Alongside the herbs is a bewildering number of fruit trees.  There is a lovely ‘Conference’ pear, and nearby another tree worked with two different pear varieties. Growing amidst these is a deeply coloured crab apple, one of the Ballerina series called ‘Samba’. It grows in a pillar form and has deeply coloured flowers and leaves. Helen harvests the dark red fruit, as she does the fruit from a nearby vigorous thornless blackberry – when she beats the birds to them.

With so much produce growing in a confined space, the birds seem to think it is a supermarket for them, and much of the fruit must be covered as it ripens. Otherwise, there would only be an avian harvest.

There are many different edible plants in other parts of the garden; as well as traditional vegetables, there were Thai galangal, with its gingery flavour; Okinawa spinach; ‘Eunuku’ Maori potatoes, and New Zealand spinach.

Looking around, a couple of things become evident. Firstly, the plants are all looked after keenly, many of them having their growth confined by being planted in growth bags.

Secondly, there is no grass – any open ground is covered in arborists’ mulch.  I asked her about that, and she said there was a tiny patch of grass, outside on council land. She appreciated it because she mowed it and used it in her compost.

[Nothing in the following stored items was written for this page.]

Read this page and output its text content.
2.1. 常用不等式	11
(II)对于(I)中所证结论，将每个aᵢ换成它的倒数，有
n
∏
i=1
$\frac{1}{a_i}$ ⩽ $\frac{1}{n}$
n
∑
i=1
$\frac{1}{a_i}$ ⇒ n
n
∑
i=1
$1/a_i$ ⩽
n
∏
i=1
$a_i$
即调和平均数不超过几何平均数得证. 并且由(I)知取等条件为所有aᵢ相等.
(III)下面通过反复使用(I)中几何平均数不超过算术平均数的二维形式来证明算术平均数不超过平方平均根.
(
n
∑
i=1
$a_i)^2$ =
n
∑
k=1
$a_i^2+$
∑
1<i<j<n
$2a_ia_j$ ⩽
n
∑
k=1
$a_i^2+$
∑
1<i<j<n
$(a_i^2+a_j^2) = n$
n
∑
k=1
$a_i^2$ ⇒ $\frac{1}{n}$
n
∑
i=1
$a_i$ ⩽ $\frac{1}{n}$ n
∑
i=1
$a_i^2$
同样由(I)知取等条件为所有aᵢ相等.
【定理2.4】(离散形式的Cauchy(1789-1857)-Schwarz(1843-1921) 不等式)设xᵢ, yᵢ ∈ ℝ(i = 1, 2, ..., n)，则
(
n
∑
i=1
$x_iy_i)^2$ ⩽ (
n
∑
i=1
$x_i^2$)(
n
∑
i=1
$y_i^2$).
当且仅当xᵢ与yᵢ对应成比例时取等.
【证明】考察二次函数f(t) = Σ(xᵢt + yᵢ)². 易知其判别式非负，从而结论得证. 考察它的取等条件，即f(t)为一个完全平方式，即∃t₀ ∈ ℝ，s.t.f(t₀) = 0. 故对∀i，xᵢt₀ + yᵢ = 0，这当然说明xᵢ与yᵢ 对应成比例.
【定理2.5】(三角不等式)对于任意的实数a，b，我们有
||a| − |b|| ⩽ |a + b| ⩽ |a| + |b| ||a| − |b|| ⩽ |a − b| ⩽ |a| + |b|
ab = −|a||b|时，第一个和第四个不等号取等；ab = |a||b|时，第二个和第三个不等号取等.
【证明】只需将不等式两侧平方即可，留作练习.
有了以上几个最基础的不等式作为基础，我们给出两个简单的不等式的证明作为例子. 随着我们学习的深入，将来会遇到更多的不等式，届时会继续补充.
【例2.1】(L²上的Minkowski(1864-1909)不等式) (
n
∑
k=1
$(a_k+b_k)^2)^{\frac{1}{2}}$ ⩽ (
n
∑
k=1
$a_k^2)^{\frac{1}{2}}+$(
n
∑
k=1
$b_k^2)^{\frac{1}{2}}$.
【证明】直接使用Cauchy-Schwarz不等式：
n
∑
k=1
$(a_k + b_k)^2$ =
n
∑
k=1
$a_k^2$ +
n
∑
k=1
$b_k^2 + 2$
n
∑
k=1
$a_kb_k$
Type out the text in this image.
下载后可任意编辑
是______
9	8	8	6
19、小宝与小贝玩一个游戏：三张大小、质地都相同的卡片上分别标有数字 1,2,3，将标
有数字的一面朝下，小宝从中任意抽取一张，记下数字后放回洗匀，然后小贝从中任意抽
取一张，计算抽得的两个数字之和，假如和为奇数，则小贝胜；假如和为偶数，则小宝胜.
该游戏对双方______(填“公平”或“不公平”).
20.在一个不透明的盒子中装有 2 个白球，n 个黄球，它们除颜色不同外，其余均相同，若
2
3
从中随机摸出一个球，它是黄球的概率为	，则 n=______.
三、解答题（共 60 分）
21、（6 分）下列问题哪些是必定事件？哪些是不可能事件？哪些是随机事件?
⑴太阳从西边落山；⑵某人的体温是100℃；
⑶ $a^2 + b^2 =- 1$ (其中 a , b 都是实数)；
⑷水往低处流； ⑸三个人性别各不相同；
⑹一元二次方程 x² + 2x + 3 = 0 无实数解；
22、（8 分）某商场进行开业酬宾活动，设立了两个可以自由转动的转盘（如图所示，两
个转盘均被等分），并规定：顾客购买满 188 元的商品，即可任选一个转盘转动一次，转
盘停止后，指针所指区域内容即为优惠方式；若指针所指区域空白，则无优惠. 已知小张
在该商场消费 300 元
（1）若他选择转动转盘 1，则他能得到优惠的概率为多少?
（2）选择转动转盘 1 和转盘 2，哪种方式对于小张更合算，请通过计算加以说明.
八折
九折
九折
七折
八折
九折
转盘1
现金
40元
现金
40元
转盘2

She told me that the three most important things in the garden were “compost, compost and compost,” a reflection of her understanding of the vital role that soil health plays in the garden.

On the outside of her tall boundary fence is a sign – “Garden for Life”, a true description of Helen Dew’s way of life. She had gardened all her life, but she also understands that she is gardening for life in its broader sense.

She grows and harvests plants; she encourages them to go to seed and then saves and shares the seed; she freely shares her knowledge and her philosophy [she will be restarting her gardening workshops soon], and it is most unlikely you will come away from her tiny garden without inspiration, and probably a plant or two and some seed.